Plants breath CO2: yes, that “evil” carbon footprint is potentially good for plants. The natural carbon-sequestration solution isn’t all of this sci-fi, it is more plants, but more plants means less room for other things that people want.   Raising livestock uses more energy than raising plant-produce.  If we raise less livestock and more plant-produce, then the plants will be sequestering CO2, and less energy will be wasted creating food.

I love electric cars, and I would really like an electric motorcycle. I have been replacing our crazy Lutron switches (these things give new meaning to the words “poor user interface“) with ones that are compatible with CFLs, and using the CFLs.  I would rather get electricity from wind, solar, and hydro.
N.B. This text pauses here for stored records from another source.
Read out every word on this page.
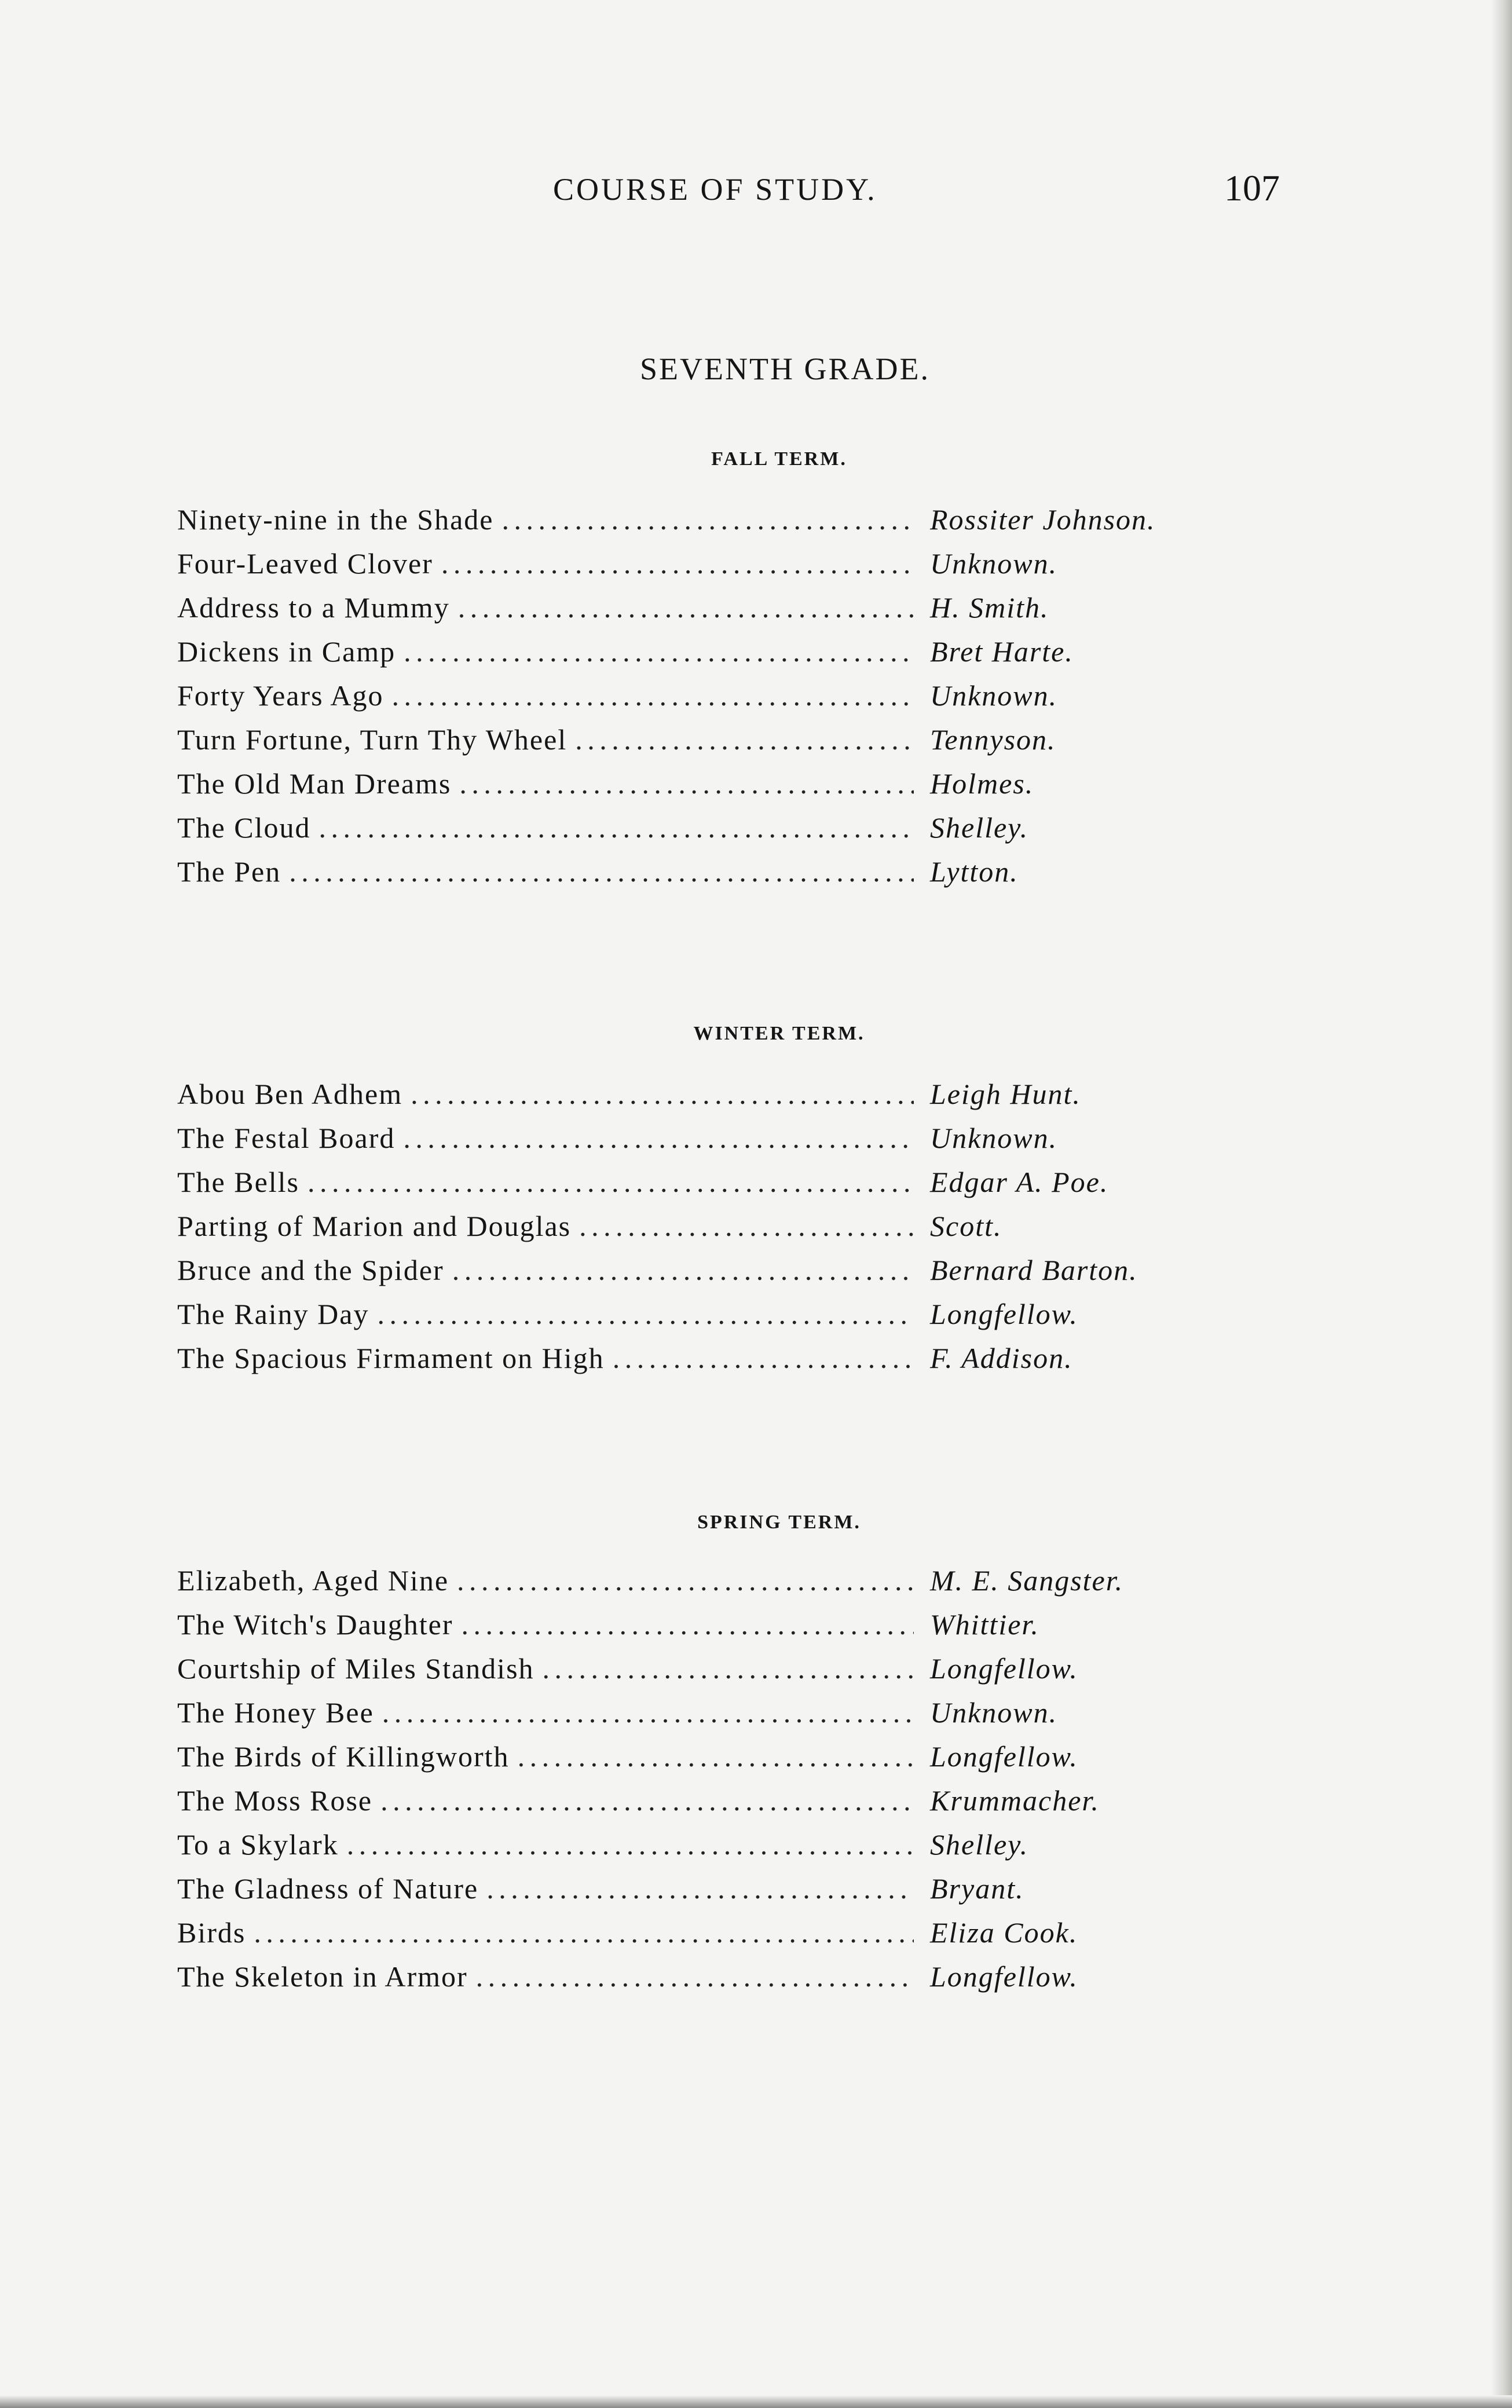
COURSE OF STUDY.	107
SEVENTH GRADE.
FALL TERM.
Ninety-nine in the Shade . . .	Rossiter Johnson.
Four-Leaved Clover . . .	Unknown.
Address to a Mummy . . .	H. Smith.
Dickens in Camp . . .	Bret Harte.
Forty Years Ago . . .	Unknown.
Turn Fortune, Turn Thy Wheel . . .	Tennyson.
The Old Man Dreams . . .	Holmes.
The Cloud . . .	Shelley.
The Pen . . .	Lytton.
WINTER TERM.
Abou Ben Adhem . . .	Leigh Hunt.
The Festal Board . . .	Unknown.
The Bells . . .	Edgar A. Poe.
Parting of Marion and Douglas . . .	Scott.
Bruce and the Spider . . .	Bernard Barton.
The Rainy Day . . .	Longfellow.
The Spacious Firmament on High . . .	F. Addison.
SPRING TERM.
Elizabeth, Aged Nine . . .	M. E. Sangster.
The Witch's Daughter . . .	Whittier.
Courtship of Miles Standish . . .	Longfellow.
The Honey Bee . . .	Unknown.
The Birds of Killingworth . . .	Longfellow.
The Moss Rose . . .	Krummacher.
To a Skylark . . .	Shelley.
The Gladness of Nature . . .	Bryant.
Birds . . .	Eliza Cook.
The Skeleton in Armor . . .	Longfellow.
Carbon dioxide is not toxic though.  It’s a natural part of our world that is absolutely essential for life on earth. No CO2 means no plants.  No plants means we all die.  Admittedly too much of anything can be bad for you, but I don’t want to hear about my “carbon footprint” from people that aren’t willing to do what’s necessary to change their own.


 

Many people think that ethanol is OK, because the CO2 that gets put back into the atmosphere was removed from the atmosphere, so there is no net gain, but that is true for ALL fuels.  ALL CO2 came from the atmosphere.  Besides, it takes more than one gallon of oil to create the nitrogen based fertilizer needed to create less than one gallon of ethanol, let alone the energy used to transport it, process it, etc.   …and ethanol has a lower energy content than gasoline.

I love properly designed electric vehicles.  Powerful electric motors move diesel trains, so they can sure move an automobile, or a motorcycle, but electric vehicles are still much more expensive than gasoline-powered vehicles.

Who killed the electric car? You don’t need a movie to answer that question. The batteries would have cost more than a new car to replace, yet needed to be replaced too often. Did the movie mention that? No? (I actually got to see GM’s electric car, the EV1,  before it was unveiled. I worked at the GM Powertrain Engineering Center in Warren MI.)

I like wind farms, and solar, and geothermal, but technology is not enough.